While the EdgeRouter Lite is a nice piece of gear without drivers for most of the offloading hardware it is just a slow 500MHz scalar dual-core MIPS64 big-endian system. By installing anything but EdgeOS you are limited to what those CPUs can get out of NICs without offloading hardware, but FreeBSD should support the hardware crypto engine which should be enough to get 50Mb/s IPsec throughput (depending on the average packet size).

MIPS is at best a Tier 2 and you can expect to run into problems. Please report them on bugs.freebsd.org and join the FreeBSD MIPS mailing list.
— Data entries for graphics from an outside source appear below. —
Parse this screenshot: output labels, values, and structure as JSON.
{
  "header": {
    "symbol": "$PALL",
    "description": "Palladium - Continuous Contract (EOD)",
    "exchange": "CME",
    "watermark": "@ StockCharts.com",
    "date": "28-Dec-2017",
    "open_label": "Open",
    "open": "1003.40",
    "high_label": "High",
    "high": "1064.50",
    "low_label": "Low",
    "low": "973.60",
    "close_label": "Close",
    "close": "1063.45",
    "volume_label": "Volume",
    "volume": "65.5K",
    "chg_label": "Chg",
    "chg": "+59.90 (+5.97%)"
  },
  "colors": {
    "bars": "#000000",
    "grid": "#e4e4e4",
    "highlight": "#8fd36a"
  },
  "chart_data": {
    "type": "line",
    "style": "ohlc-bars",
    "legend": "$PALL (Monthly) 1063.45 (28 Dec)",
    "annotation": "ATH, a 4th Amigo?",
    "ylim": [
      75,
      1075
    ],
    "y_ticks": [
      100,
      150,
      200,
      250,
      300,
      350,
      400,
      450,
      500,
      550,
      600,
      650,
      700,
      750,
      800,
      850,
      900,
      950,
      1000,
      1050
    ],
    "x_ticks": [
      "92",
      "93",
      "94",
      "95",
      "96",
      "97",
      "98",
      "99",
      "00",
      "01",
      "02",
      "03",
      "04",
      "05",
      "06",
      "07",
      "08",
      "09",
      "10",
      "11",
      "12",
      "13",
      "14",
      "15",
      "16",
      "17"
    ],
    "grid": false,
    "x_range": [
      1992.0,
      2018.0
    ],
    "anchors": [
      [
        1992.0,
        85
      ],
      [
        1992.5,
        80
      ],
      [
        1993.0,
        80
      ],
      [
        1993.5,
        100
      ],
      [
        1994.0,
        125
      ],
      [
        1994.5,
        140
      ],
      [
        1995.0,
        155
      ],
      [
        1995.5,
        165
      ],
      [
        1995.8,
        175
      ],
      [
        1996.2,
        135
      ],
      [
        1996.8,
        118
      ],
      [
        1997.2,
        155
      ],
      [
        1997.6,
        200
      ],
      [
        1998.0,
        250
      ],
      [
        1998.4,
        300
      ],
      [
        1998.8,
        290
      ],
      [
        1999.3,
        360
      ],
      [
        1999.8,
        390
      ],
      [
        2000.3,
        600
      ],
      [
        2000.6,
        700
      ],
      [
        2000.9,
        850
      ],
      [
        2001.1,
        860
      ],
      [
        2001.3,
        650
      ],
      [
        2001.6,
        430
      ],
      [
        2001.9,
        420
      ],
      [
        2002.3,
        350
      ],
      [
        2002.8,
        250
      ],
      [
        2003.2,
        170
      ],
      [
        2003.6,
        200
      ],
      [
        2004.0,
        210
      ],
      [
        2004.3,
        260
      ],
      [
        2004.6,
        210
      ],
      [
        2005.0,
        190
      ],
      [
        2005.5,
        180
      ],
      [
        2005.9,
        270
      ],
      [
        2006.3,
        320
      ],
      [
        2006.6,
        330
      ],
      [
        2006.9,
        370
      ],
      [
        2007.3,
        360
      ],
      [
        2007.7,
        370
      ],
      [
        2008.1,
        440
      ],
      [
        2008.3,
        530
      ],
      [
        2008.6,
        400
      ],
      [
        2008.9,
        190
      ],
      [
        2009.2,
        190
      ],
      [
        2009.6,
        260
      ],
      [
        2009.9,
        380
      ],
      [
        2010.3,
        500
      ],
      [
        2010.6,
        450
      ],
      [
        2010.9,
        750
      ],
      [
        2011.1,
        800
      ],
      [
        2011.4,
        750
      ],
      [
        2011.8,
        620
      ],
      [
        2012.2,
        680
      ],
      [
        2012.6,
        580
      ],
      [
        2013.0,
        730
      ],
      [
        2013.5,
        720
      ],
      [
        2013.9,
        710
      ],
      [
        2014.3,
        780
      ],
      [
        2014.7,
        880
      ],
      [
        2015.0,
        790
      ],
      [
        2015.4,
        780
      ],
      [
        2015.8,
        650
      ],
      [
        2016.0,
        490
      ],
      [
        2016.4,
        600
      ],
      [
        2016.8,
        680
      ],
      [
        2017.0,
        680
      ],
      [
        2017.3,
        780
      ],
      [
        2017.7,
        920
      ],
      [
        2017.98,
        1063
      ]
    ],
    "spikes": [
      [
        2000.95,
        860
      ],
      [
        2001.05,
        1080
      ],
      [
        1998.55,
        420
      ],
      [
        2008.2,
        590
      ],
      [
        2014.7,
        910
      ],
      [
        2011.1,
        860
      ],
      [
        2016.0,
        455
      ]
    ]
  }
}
Do you know how to save the crash dumps?


----------



## bartin (Feb 22, 2017)

Crest said:


> While the EdgeRouter Lite is a nice piece of gear without drivers for most of the offloading hardware it is just a slow 500MHz scalar dual-core MIPS64 big-endian system. By installing anything but EdgeOS you are limited to what those CPUs can get out of NICs without offloading hardware, but FreeBSD should support the hardware crypto engine which should be enough to get 50Mb/s IPsec throughput (depending on the average packet size).



I know, on paper it's pretty ideal for my use case. 



Crest said:


> MIPS is at best a Tier 2 and you can expect to run into problems. Please report them on bugs.freebsd.org and join the FreeBSD MIPS mailing list. Do you know how to save the crash dumps?



Yeah, that's the problem and why I came here first. The ERL is installed in a remote location, so creating the crash dumps and getting to them isn't easy. But I will see if I can't get another router for the location. That way I can debug the problem in a more controlled environment.


----------